Impact investing helps companies achieve their CSR goals by using that investment to build sustainable resources, reduce waste, and give back to the community.
Develop Sustainable Business Practices
As impact investing continues to grow, industries responsible for tackling climate change, developing renewable energy, and eliminating social/global issues also grow.
That is because impact investors invest in companies that are responsible for developing sustainable best practices. This leads to a win-win situation where everyone benefits from the impact investments that aim to improve business activity.
Improves ESG Factors
ESG factors refer to environmental, social, and governance factors.

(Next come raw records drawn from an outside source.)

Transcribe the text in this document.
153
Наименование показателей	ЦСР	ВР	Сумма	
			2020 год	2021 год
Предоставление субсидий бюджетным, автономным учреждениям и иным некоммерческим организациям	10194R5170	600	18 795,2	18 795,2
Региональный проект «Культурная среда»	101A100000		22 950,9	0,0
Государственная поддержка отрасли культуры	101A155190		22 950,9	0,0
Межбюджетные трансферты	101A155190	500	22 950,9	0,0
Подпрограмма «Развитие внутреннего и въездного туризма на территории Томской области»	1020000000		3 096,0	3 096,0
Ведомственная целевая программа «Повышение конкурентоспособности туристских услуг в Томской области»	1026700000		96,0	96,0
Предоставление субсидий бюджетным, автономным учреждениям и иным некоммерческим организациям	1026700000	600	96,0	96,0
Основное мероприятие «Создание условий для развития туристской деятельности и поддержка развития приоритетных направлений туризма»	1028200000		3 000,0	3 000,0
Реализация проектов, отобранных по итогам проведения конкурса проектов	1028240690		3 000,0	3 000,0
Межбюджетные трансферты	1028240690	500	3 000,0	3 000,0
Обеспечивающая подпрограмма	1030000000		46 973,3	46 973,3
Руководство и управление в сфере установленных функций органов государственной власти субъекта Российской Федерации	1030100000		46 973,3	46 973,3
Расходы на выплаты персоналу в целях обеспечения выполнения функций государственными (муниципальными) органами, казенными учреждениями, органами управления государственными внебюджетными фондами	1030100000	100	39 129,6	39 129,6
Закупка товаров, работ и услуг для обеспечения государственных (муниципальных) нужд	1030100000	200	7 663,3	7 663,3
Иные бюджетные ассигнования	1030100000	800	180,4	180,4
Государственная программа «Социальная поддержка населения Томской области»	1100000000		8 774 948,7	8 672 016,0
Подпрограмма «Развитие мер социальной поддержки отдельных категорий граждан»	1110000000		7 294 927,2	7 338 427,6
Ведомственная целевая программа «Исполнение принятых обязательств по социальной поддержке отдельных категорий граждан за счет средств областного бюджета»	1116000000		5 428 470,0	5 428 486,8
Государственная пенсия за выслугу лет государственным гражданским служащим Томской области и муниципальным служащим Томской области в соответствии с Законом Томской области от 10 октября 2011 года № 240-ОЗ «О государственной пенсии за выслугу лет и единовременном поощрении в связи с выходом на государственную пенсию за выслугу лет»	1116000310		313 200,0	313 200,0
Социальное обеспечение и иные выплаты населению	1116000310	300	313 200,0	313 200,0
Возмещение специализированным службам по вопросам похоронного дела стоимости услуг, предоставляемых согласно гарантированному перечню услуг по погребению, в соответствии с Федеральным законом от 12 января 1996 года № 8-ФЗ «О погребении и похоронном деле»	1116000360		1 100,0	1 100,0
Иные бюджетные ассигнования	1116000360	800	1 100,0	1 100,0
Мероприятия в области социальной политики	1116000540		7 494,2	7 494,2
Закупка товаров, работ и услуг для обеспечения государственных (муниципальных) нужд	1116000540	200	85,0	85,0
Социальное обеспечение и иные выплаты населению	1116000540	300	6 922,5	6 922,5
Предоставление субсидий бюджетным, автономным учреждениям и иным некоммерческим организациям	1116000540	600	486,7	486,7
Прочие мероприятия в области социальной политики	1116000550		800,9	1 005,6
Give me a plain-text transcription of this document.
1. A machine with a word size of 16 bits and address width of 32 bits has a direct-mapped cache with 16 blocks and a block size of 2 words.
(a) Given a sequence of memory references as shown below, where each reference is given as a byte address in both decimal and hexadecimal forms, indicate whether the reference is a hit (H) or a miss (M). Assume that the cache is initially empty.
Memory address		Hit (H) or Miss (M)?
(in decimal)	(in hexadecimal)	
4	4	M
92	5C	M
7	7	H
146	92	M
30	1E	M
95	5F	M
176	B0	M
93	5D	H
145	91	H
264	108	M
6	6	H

Through impact investing, these factors are positively influenced as impact investors highly prioritize them. This can lead to an overall improvement in societal and environmental challenges such as climate change or inequalities.
Conclusion
Impact investing is a great way to diversify your portfolio, generate financial returns, and give back to the community by achieving your CSR objectives. This investment strategy has been gaining recent popularity amongst millennials and has been prevalent in helping combat climate change, wastage, and inequalities.
The trajectory of impact investing is promising, and many young investors hope more and more people grow aware of impact investing and how it can play a role in helping navigate through the environmental and social challenges we face today.